No más se le indica que la entrevista basará sobre el oficio que desempeña desde hace 45 años, el viejo ‘Villo’ se pone en acción, en menos de lo que canta un gallo abre un acordeón y empieza a dar una clase sobre sus elementos ocultos y el trabajo que desempeña para que suene bien.
Mientras que en la sala su esposa Nidia Antonia Córdoba Cantillo, estaba poniéndose al día con las noticias de la prensa, él está sentado como siempre al frente de una mesa llena de instrumentos y herramientas. Dice que “este arte lo aprendí viendo en el caserío de Caracolicito al viejo Ismael Rudas Jaramillo. Me la pasaba todo el día en esa tarea, la idea era aprender porque yo había dañado un acordeón que me había regalado mi papá, todo por conocer lo que llevaba por dentro, y que después no pude arreglar. Eso sí, aprendí rapidito y la goma no se me ha pasado porque de eso vivo”.
Después de esa explicación, sobre la entrada al ‘corazón’ de los acordeones, indica que “cuando partía un pito no me gustaba tocarlo y entonces venía la reparación. Antes, para arreglar un pito uno se demoraba casi un día, ahora se hace en menos de una hora. Todo ha cambiado en ese sentido”.
Consultado sobre el precio que cobra por el arreglo de un pito, manifiesta que 10 mil pesos, en cambio, cuando el acordeón llega nuevo y tiene que adaptarlo, o sea que suenen más los pitos y los bajos, el trabajo vale 60 mil pesos. “Les aplico el secreto y quedan bien. Los únicos que saben ese secreto son mis hijos, especialmente Ovidio Raúl, quien sin duda será mi sucesor”.
A Ovidio Granados le gusta es trabajar, cuando no lo hace se la pasa con sueño, pero cuando llegan sus amigos acordeoneros, como él los llama, para no utilizar la palabra clientes, se pone feliz y de buen genio.

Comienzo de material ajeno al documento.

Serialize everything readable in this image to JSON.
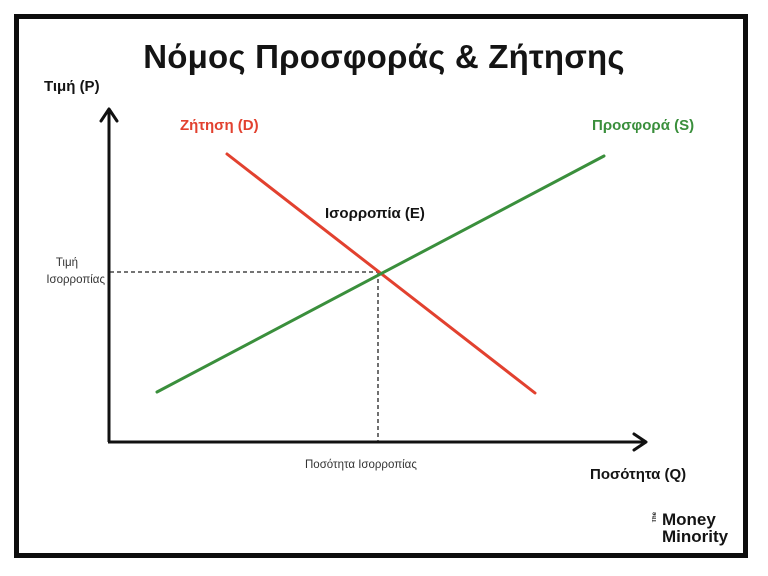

Contando esas historias se acordó de un acordeonero que le mandó a poner a tono su instrumento y no le gustó el arreglo. “Ese era mucho acordeonero chambón. No le gustó para nada lo que le hice al acordeón. No digo el nombre porque es capaz de darme un ‘masca yuca’, pero lo peor es que no pude dejárselo como estaba y entonces acudió a otro músico que me defendió”.
Cuando hace referencia a la calidad de los acordeones, opina que el ‘Rey Vallenato’ es inferior al ‘Tres Corona’. “Ese es el chacho y no tiene comparación”.